In short, the record before us is replete with explanations other than mistake to account for the alleged overpayment. We agree with the district court that the overpayment may well have been the result not of a mistake but of a conscious decision to avoid negotiation and arbitration. Put bluntly, for aught that appears in the record, ITTWD may well have been willing to pay the full amount in order to expedite performance of the acquisition agreement.
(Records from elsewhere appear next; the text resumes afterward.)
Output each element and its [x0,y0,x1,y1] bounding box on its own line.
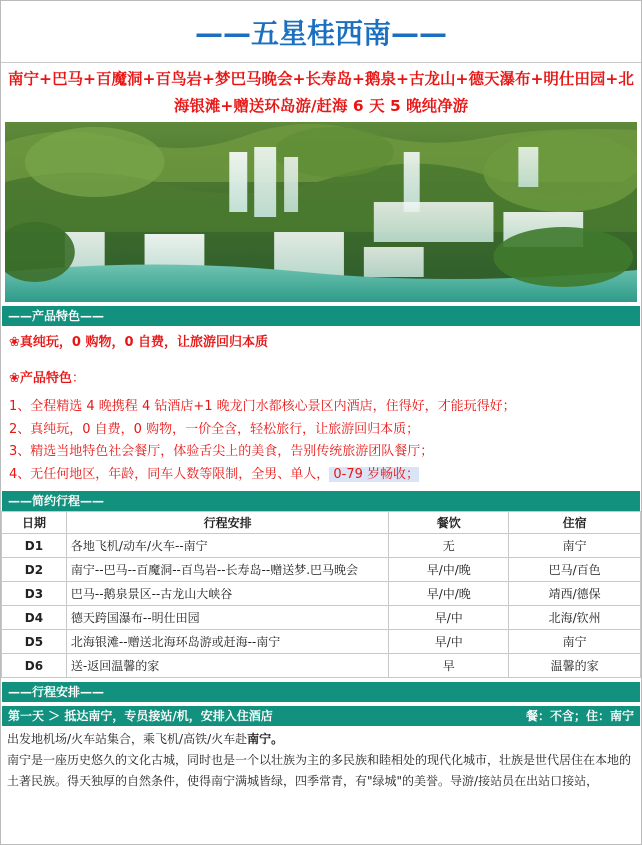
day1-title: 第一天 ＞ 抵达南宁，专员接站/机，安排入住酒店 [8,709,273,723]
route-cell: 各地飞机/动车/火车--南宁 [66,534,388,558]
itinerary-bar: ——简约行程—— [2,491,640,511]
itinerary-table [1,511,641,678]
route-subtitle: 南宁+巴马+百魔洞+百鸟岩+梦巴马晚会+长寿岛+鹅泉+古龙山+德天瀑布+明仕田园+北海银滩+赠送环岛游/赶海 6 天 5 晚纯净游 [8,70,634,115]
day1-description [1,726,641,795]
meal-cell: 早 [389,654,509,678]
waterfall-landscape-icon [5,122,637,302]
hotel-cell: 南宁 [509,534,641,558]
features-sublabel [9,368,633,390]
route-cell: 南宁--巴马--百魔洞--百鸟岩--长寿岛--赠送梦.巴马晚会 [66,558,388,582]
table-header-row [2,512,641,534]
day-cell: D5 [2,630,67,654]
column-header-meal: 餐饮 [389,512,509,534]
feature-item-4-highlight: 0-79 岁畅收； [329,466,420,482]
page-title: ——五星桂西南—— [1,1,641,63]
hotel-cell: 南宁 [509,630,641,654]
features-block [1,326,641,486]
day-cell: D3 [2,582,67,606]
features-list [9,396,633,486]
route-cell: 北海银滩--赠送北海环岛游或赶海--南宁 [66,630,388,654]
features-sublabel-colon: ： [71,371,85,386]
meal-cell: 早/中 [389,606,509,630]
waterfall-photo [5,122,637,302]
day-cell: D2 [2,558,67,582]
hotel-cell: 巴马/百色 [509,558,641,582]
features-headline: ❀真纯玩，0 购物，0 自费，让旅游回归本质 [9,335,269,350]
column-header-hotel: 住宿 [509,512,641,534]
table-row [2,534,641,558]
feature-item: 1、全程精选 4 晚携程 4 钻酒店+1 晚龙门水都核心景区内酒店，住得好，才能玩得好； [9,399,516,414]
feature-item-4-text: 4、无任何地区，年龄，同车人数等限制，全男、单人， [9,466,330,482]
table-row [2,630,641,654]
meal-cell: 早/中/晚 [389,582,509,606]
meal-cell: 早/中 [389,630,509,654]
day1-paragraph-1-text: 出发地机场/火车站集合，乘飞机/高铁/火车赴 [7,732,248,746]
route-cell: 送-返回温馨的家 [66,654,388,678]
day1-paragraph-2: 南宁是一座历史悠久的文化古城，同时也是一个以壮族为主的多民族和睦相处的现代化城市，壮族是世代居住在本地的土著民族。得天独厚的自然条件，使得南宁满城皆绿，四季常青，有"绿城"的美誉。导游/接站员在出站口接站， [7,753,632,788]
hotel-cell: 靖西/德保 [509,582,641,606]
day-cell: D4 [2,606,67,630]
day1-paragraph-1-bold: 南宁。 [247,732,284,746]
route-cell: 巴马--鹅泉景区--古龙山大峡谷 [66,582,388,606]
features-bar: ——产品特色—— [2,306,640,326]
day1-paragraph-1 [7,729,635,750]
hotel-cell: 温馨的家 [509,654,641,678]
day-cell: D6 [2,654,67,678]
meal-cell: 早/中/晚 [389,558,509,582]
day1-bar [2,706,640,726]
schedule-bar: ——行程安排—— [2,682,640,702]
table-row [2,582,641,606]
feature-item [9,464,633,487]
features-sublabel-text: ❀产品特色 [9,371,72,386]
table-row [2,606,641,630]
hotel-cell: 北海/钦州 [509,606,641,630]
column-header-route: 行程安排 [66,512,388,534]
day-cell: D1 [2,534,67,558]
day1-meta: 餐：不含；住：南宁 [525,709,634,723]
feature-item: 3、精选当地特色社会餐厅，体验舌尖上的美食，告别传统旅游团队餐厅； [9,444,434,459]
table-row [2,654,641,678]
table-row [2,558,641,582]
route-cell: 德天跨国瀑布--明仕田园 [66,606,388,630]
feature-item: 2、真纯玩，0 自费，0 购物，一价全含，轻松旅行，让旅游回归本质； [9,421,420,437]
meal-cell: 无 [389,534,509,558]
column-header-date: 日期 [2,512,67,534]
We hold that the district court was amply justified in concluding that what amounted to an assertion of mistake without evidence of how the mistake had been made, who was responsible for it, and why it was not discovered until one and one-half years later, was insufficient to sustain ITTWD's burden of proof in the light of obvious explanations other than mistake.5
The district court's opinion filed October 4, 1974 is not officially reported
It contrasts with ANDERSEN's net worth deficit statement of $125,000 set forth in its letter to ITTWD of August 18, 1969
The agreement provided that it was to be 'governed by and construed in accordance with the laws of the State of New York.'
CELSA urges that the applicable rule of New York law is that of reformation or rescission of a contract due to unilateral mistake. See Eastern Freight Ways, Inc. v. United States, 257 F.2d 703, 707 (2 Cir. 1958); Rosenblum v. Manufacturers Trust Co., 270 N.Y. 79, 85, 200 N.E. 587, 588 (1936); Restatement of Contracts § 503 (1932); Restatement of Restitution § 12 (1937). CELSA argues that, since it did not know of ITTWD's alleged mistake, ITTWD is not entitled to recover the alleged overpayment. We disagree. The rule governing unilateral mistake relates to mistakes made in the formation of a contract. See Restatement of Restitution § 12, comment a (1937). The instant case involves a mistake in performance. In short, the rule of mistaken overpayment applies, not that of unilateral mistake in the making of a contract
ITTWD cites many cases for its asserted proposition that it has established a case of mistaken overpayment. E.g., Gulf Oil Corp. v. Lone Star Producing Co., 322 F.2d 28 (5 Cir. 1963); Mayer v. The Mayor, supra; Manufacturers Trust Co. v. Diamond, 17 Misc.2d 909, 186 N.Y.S.2d 917 (App. Term, 1st Dept., 1959) (per curiam); Mutual Life Insurance Co. v. Kessler, 25 Misc.2d 242, 202 N.Y.S.2d 92 (Sup. Ct., N.Y.Co., 1960). We agree with the district court that these cases are inapposite. In each, there was no substantial dispute with respect to the amount to be paid. Here, obviously, there was such a dispute
Since we agree with the district court's findings and conclusions, we find it unnecessary to reach ITTWD's argument that the clearly erroneous standard of Fed. R. Civ. P. 52(a) does not apply because the facts are largely undisputed. See Orvis v. Higgins, 180 F.2d 537, 539 (2 Cir.), cert. denied, 340 U.S. 810 (1950).